Естественно, что там, где возникает тема психоанализа, по-новому возникает и разговор о началах и о происхождении. Так что далее речь заходит о тех страхах, что не просто вызывают магические образы и символы, зафиксированные в изображениях творческой силой мастера, дарующего жизнь несуществующему, а пробуждают их из самых глубин человеческой психики, в которой история может просто отсутствовать, ибо там совмещаются противоположные пласты человеческого существования – как архаического, так и исторического. В любом случае изображения хороши, только если они действуют согласно своим функциям, и именно этот прагматический подход спасает от власти архаической реальности, пусть и ценой умерщвления, погребения изображения путем переноса его в пространство музея, экспозиции, превращения в искусство, в иной логический контекст. Зато спасается психика…
Но какова природа той самой жизненности, которую мы привыкли связывать с подражанием и которой мы обязаны «греческой революции» V в. до н. э.? Важно и то, что именно мимезис – предмет всех последующих страхов и опасений, связанных с боязнью быть обманутым, ввергнутым в иллюзию и подмену, стать жертвой трюкачеств. Это видно уже у Платона, восстававшего именно против «подделывания», которое, с точки зрения Гомбриха, есть, с одной стороны, обязательный момент создания всякого изображения вслед за «деланием» (по принципу «схема/коррекция»), а с другой – удивительная загадка истории искусства. Лишь у греков и лишь в определенный момент оно выходит за пределы куда более универсальной практики воспроизведения концептуального образа, той самой схемы, которой подчинены не только архаические народы, но и те же дети…
Хотя именно пример детей, вовлеченных в культуру взрослых, воспитывающих и приспосабливающих их к себе, показывает всю нищету историзма, столь очевидную для Гомбриха – этого сознательного последователя Поппера и антигегельянца, твердо верующего в равнозначность исторических эпох, которые различаются не местом в эволюции, стадией развития и прогрессом знания или умения, а правилами и конвенциями, равно значимыми и для ранних культур, и для поздних.

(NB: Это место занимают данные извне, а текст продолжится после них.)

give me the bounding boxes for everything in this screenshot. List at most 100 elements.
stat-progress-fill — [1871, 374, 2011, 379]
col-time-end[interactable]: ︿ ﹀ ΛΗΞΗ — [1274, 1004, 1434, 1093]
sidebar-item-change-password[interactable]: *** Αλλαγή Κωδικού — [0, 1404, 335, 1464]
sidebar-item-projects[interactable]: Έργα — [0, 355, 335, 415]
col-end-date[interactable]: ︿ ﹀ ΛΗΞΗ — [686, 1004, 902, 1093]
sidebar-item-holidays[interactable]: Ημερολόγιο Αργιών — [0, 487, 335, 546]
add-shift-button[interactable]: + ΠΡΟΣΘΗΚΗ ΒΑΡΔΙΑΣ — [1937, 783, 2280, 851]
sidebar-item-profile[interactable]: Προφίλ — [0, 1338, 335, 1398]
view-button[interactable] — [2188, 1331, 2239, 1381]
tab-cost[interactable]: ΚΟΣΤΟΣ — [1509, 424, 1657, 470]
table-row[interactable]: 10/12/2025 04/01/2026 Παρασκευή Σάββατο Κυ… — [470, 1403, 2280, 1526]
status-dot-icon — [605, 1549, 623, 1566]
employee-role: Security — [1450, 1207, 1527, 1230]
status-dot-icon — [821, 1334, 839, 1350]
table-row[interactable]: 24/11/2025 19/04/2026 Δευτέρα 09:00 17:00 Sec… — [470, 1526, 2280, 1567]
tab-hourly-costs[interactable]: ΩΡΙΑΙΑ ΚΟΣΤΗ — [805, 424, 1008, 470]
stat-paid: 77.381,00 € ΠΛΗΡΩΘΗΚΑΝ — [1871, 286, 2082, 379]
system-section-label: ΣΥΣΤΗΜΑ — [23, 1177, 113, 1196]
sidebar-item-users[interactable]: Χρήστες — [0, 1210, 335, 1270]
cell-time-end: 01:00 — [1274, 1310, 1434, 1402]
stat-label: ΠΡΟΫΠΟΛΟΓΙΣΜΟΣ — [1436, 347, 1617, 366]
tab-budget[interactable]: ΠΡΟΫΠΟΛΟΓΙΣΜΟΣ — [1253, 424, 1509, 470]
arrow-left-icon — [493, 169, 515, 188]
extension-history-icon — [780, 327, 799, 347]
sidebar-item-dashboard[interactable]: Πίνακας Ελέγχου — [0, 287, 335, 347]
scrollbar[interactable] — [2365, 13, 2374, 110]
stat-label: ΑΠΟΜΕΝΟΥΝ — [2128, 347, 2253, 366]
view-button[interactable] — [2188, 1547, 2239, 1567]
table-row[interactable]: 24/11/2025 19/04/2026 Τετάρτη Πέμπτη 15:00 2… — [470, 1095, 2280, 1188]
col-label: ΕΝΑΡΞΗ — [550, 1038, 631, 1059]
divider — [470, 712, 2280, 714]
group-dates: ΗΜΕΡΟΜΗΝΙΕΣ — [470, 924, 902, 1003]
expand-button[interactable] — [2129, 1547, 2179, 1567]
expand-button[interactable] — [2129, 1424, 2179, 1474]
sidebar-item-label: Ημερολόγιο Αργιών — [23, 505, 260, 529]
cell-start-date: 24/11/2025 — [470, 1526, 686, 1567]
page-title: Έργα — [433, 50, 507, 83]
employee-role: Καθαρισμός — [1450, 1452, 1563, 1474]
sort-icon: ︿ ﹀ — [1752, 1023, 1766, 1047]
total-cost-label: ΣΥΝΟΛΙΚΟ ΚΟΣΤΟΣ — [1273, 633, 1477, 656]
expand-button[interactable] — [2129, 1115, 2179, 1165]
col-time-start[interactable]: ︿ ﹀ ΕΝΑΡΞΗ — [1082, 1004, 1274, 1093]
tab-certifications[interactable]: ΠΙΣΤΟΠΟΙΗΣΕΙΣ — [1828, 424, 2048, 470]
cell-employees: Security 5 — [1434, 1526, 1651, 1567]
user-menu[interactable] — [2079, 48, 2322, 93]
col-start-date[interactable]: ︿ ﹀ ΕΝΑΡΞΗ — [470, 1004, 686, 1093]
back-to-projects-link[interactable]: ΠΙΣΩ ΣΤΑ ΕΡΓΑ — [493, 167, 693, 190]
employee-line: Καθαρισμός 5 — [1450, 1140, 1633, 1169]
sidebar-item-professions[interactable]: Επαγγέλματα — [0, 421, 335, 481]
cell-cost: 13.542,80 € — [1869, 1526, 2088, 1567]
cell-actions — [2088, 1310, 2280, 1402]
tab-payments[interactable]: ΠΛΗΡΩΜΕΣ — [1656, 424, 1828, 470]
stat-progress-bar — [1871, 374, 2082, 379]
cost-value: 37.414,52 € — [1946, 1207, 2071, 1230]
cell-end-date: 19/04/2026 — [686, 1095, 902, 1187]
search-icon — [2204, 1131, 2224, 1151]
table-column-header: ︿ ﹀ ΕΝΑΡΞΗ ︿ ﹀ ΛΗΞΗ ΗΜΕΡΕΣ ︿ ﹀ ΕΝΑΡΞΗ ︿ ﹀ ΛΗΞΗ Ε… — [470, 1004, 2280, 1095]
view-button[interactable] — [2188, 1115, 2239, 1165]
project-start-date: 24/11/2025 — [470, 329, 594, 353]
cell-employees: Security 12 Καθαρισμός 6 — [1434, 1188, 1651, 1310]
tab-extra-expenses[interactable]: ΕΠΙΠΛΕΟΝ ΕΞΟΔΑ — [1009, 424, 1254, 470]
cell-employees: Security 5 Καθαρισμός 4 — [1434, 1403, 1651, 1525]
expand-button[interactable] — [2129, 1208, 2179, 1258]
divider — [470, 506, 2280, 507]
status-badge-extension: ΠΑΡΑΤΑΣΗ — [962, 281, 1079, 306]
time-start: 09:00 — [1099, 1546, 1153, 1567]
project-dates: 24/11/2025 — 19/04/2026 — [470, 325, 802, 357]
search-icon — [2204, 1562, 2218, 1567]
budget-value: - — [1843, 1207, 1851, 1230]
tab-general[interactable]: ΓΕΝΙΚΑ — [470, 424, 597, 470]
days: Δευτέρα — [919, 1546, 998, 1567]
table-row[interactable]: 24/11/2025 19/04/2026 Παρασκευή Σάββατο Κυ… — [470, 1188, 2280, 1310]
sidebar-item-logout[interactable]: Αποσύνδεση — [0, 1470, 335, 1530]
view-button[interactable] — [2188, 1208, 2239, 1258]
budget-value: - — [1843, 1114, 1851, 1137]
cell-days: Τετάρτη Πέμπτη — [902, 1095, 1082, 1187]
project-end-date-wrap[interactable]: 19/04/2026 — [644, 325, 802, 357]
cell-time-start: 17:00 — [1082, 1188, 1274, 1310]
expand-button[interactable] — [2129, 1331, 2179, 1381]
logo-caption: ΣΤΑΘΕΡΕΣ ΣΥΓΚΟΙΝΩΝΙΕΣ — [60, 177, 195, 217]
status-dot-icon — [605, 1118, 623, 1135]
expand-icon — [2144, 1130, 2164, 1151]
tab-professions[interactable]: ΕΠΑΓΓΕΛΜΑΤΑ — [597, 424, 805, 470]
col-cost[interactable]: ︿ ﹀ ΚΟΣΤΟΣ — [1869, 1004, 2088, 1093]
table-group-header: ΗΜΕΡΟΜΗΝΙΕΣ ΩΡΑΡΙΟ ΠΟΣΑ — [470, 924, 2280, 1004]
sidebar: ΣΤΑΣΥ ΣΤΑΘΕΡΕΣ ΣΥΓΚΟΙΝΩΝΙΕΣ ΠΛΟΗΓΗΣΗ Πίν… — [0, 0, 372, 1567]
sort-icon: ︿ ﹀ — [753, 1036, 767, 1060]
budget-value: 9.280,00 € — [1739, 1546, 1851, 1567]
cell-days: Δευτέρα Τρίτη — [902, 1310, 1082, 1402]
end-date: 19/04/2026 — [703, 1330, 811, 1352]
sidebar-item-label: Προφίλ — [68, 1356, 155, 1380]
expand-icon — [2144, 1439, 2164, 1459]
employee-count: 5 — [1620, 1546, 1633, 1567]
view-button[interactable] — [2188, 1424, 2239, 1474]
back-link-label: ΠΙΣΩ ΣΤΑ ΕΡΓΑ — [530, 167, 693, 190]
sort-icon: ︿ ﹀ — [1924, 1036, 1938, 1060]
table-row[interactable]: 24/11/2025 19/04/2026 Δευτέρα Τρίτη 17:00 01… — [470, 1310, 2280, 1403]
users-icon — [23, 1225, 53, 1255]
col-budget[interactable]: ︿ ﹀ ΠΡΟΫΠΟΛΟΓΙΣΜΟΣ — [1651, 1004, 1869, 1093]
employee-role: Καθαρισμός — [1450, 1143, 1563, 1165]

Куда надежнее в этом случае пример игр, тех же шахмат, где неважно, как на самом деле должен выглядеть король, но сверхважно, как он взаимодействует с другими фигурами. Поэтому смысл открытия греками примерно в середине VI в. до н. э. возможностей мимезиса – в открытии возможности симпатии и суггестии: изображение внушает ощущение реальности зрителю, настроенному проявить доверие. Иными словами, революция свершается в сознании, в ментальной установке, настроенной ценить именно сиюминутное, индивидуальное, а не вневременное, постоянное, всеобщее, которое теперь приносится в жертву ради жизнеподобия, ради эффекта кажимости. Достигается же этот эффект, согласно Гомбриху, посредством нарратива и театра – связанности, логичности повествования, ориентированного на зрителя-слушателя как живого свидетеля и соучастника живых сцен и событий, которого надо заинтересовать и внимание которого надо поддерживать.
Но как достигается этот эффект, как создается произведение искусства? Ответ – в духе Гомбриха: схемаформула действует и на уровне собственно процесса создания художественной вещи, и здесь же она и преодолевается, корректируется в первую очередь опытом художника. Эта схема – как универсалия в схоластической логике, как скелет, арматура, в которую вмещается разнообразие «партикулярий». И самое важное – представлять, как это вмещение совершается, каков метод насыщения каркаса жизнью.
Метод этот напрямую связан и с обучающими практиками и традициями, где схемы восприятия, идеи или универсалии мышления суть уже изобразительные паттерны, устойчивые образцы, которым художник учится сызмальства и которые подвергаются постоянным модификациям, чтобы в результате остаться неизменными на протяжении столетий. Этот изобразительный язык – как всякий язык по своей сути – все та же система «аббревиатур», своего рода «стенографическая нотация», «файловая система», включающая в себя определенный набор вариантов, предполага ющий их комбинаторику. Подобное призвано неизменно сохранять свою адаптирующую и организующую функцию, принципиально амбивалентную по своей сути, отказ от которой – это просто еще одна революция, свершившаяся на рубеже XIX и XX вв. Это тот самый момент, когда схема не просто себя исчерпала, но и потеряла самое главное – остроту стимула. А ведь она предназначена для того, чтобы помогать нашему сознанию активно выстраивать мир, опираясь на схемы, с которыми сравнивается реальность: и иная, и богатая, и дифференцированная.
Но все это – достижения художников, совершающих акт кодирования той реальности, что прежде была закодирована нашим сознанием и нашими чувствами. Но кто же занимается декодировкой, расшифровкой столь непростой криптограммы? Это зритель, у которого, однако, есть своя «доля» и в процессе создания этой тайнописи.